Pierfrancesco Celada is one to watch and his multimedia piece, Japan, I wish I knew your name, with its artful interplay of still photography, moving image and sound, was, for me, one of the highlights of the Slideshow. Why? Because the whole concept works really well as a multimedia work; it is well-conceived, wonderfully executed and is elevated by its aesthetic considerations, sequencing, use of camera shots and the ambient soundscapes. I was utterly transported for all 3mins 51 secs.

The work was produced at Magnum in Motion, New York, courtesy of Ideastap Photographic Award and received an Honourable Mention, Lensculture International Exposure Awards, 2011.

Celada writes: “During a brief visit to Japan in 2009 I was soon fascinated by the isolation and loneliness I was feeling in the streets. It started as a personal journey, a foreigner traveling in an alien environment. Language and cultural differences were only augmenting this distance between the locals and me. However, while observing people, it was clear that even indigenous were not able to interact successfully. I have then decided to come back in 2010 and better visualize these concepts.

“The Tokyo-Nagoya-Osaka Megalopolis, also called Taiheiyō Belt is a unique example of urban agglomeration with an estimated population of over 80 million people. Despite this incredibly high number of chances to interact, it seems that society is moving in the opposite direction. The purpose of this investigation is to create awareness and highlight the problems that modernization and the rapid changes in the environment create in our lives. Is it still important to be, or feel, part of a group? Do we feel part of the environment? Are we alone in the crowd?” From the website.

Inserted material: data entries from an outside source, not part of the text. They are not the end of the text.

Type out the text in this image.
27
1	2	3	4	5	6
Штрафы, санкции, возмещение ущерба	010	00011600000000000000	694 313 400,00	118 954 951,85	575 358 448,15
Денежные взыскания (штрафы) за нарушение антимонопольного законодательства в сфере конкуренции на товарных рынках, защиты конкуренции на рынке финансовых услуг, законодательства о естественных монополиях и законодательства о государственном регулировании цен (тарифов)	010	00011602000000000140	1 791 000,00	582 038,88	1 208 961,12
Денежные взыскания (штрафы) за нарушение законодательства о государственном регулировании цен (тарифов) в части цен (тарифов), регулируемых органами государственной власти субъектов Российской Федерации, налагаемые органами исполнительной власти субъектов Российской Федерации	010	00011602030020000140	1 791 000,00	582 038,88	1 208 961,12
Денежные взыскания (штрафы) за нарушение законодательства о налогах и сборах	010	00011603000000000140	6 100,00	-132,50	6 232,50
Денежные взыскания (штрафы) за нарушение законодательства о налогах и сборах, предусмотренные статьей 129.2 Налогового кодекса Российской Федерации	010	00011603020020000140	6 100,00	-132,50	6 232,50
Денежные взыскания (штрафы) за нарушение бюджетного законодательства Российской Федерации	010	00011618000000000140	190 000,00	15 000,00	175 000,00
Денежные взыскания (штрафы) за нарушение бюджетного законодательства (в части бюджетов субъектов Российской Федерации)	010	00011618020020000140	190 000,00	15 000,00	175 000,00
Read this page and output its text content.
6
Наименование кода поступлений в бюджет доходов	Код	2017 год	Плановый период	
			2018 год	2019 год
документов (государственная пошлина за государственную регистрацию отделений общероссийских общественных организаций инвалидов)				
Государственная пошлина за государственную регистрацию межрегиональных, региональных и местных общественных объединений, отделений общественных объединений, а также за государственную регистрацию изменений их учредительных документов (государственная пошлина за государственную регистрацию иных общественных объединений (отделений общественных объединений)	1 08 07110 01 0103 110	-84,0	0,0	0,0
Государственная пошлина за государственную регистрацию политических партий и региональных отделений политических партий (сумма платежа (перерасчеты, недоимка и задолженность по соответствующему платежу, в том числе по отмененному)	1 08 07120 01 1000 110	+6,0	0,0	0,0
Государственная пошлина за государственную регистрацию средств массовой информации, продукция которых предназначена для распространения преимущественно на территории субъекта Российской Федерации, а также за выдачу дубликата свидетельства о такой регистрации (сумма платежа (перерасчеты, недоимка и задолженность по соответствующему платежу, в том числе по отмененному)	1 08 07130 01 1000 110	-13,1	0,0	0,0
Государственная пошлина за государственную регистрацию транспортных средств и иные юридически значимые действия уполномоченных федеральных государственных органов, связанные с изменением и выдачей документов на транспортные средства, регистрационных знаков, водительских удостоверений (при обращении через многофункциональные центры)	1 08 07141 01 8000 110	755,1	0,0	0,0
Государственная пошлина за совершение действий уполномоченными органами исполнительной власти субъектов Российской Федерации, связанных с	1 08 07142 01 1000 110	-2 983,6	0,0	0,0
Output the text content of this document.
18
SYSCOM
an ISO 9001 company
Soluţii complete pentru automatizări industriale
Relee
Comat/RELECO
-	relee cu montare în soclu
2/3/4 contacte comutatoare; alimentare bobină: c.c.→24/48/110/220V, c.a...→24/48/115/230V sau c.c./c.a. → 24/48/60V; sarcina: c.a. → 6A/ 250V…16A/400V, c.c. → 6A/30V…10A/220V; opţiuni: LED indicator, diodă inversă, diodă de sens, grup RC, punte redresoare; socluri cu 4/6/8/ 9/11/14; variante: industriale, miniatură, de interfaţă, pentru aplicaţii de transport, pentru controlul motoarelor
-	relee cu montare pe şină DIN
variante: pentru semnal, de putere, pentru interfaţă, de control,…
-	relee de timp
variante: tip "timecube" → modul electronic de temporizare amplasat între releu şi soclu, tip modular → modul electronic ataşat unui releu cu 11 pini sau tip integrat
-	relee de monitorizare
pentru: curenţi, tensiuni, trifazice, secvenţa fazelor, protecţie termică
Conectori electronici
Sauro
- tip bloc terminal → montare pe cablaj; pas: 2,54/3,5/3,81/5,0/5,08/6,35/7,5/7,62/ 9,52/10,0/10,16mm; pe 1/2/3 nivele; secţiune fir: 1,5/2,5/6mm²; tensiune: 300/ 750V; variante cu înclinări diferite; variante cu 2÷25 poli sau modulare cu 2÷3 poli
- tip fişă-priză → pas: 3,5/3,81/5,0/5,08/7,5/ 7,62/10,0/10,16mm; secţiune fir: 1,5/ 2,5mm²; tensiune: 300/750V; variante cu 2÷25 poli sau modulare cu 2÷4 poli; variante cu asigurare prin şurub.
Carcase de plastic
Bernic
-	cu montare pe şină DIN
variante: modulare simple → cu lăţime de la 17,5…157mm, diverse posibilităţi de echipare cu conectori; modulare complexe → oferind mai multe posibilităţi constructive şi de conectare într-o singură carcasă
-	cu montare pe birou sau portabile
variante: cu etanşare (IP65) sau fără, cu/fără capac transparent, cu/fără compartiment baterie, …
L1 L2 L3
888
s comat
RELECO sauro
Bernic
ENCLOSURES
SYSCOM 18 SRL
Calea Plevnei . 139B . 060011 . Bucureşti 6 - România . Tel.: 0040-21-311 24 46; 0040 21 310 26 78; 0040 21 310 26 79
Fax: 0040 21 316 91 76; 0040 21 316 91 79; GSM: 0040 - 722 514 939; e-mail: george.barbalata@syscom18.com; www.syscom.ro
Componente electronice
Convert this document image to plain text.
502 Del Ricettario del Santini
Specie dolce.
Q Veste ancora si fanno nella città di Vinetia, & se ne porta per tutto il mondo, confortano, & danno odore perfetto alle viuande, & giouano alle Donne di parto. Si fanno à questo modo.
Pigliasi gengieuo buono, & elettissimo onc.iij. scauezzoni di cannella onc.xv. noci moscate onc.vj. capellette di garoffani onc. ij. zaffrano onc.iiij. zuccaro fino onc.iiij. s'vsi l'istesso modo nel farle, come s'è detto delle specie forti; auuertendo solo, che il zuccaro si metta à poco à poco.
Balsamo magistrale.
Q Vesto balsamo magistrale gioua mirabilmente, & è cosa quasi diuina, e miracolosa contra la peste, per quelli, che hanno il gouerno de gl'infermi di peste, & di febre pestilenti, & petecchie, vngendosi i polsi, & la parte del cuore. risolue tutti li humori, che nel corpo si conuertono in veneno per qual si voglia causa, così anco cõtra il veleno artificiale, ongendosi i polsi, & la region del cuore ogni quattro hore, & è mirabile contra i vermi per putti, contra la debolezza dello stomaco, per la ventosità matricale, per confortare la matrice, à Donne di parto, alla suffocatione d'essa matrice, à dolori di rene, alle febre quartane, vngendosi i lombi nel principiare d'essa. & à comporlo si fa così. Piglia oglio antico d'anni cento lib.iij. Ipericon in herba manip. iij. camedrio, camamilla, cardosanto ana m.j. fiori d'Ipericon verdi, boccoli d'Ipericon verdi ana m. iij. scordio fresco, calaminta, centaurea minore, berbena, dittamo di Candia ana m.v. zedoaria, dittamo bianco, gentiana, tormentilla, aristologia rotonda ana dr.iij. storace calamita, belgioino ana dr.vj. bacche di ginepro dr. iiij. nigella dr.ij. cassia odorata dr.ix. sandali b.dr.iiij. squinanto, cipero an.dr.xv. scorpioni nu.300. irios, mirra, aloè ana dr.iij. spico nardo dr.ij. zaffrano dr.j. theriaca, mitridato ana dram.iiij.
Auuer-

© Martin Osborne, The Silence of Dogs in Cars, 2012
I love Martin’s body of work, The Silence of Dogs in Cars, which was featured in Hotshoe magazine. So it was fantastic to see the collection of images as a slideshow and the immersion in the backroom of the Green Door in Brighton seemed to echo that of the dogs in the cars, especially as photographers were dotted round the room taking photos as we watched the show. (Note to organizers: I find that it disturbs my concentration when I’m watching a slideshow or film and I know that people are taking photos. What about after the show, rather than during?)

I really feel for these dogs and Martin does too. In fact, he cares so much that he’s set up A year to help blog where you can follow his progress as he attempts “to save all animals everywhere” in a year. I should put him in touch with my mum, who wants some of her ashes scattered in the Coliseum or Torre Argentina where the Gatti di Roma (Cats of Rome) have special status.

I love the text on his website too: “Martin lives in East London where he has his photographic studio. He is interested in the ever-curious and often disturbing relationship between humans and other animals.” However, if he reads this, there is the letter n missing from the first ‘and’ in the text on his site, I’ve added it here. Call me pedantic, but I’d rather mention it so that it can be rectified, than ignore it.

If you’re going to Paris Photo, Martin will be doing a book signing of Mute – The Silence of Dogs in Cars tomorrow at 4pm at the Kehrer Publishing stand, EE3. And if you miss this, you can catch the show in London next year from 19 March  – 27 April 2013 when it will be exhibited at The Little Black Gallery.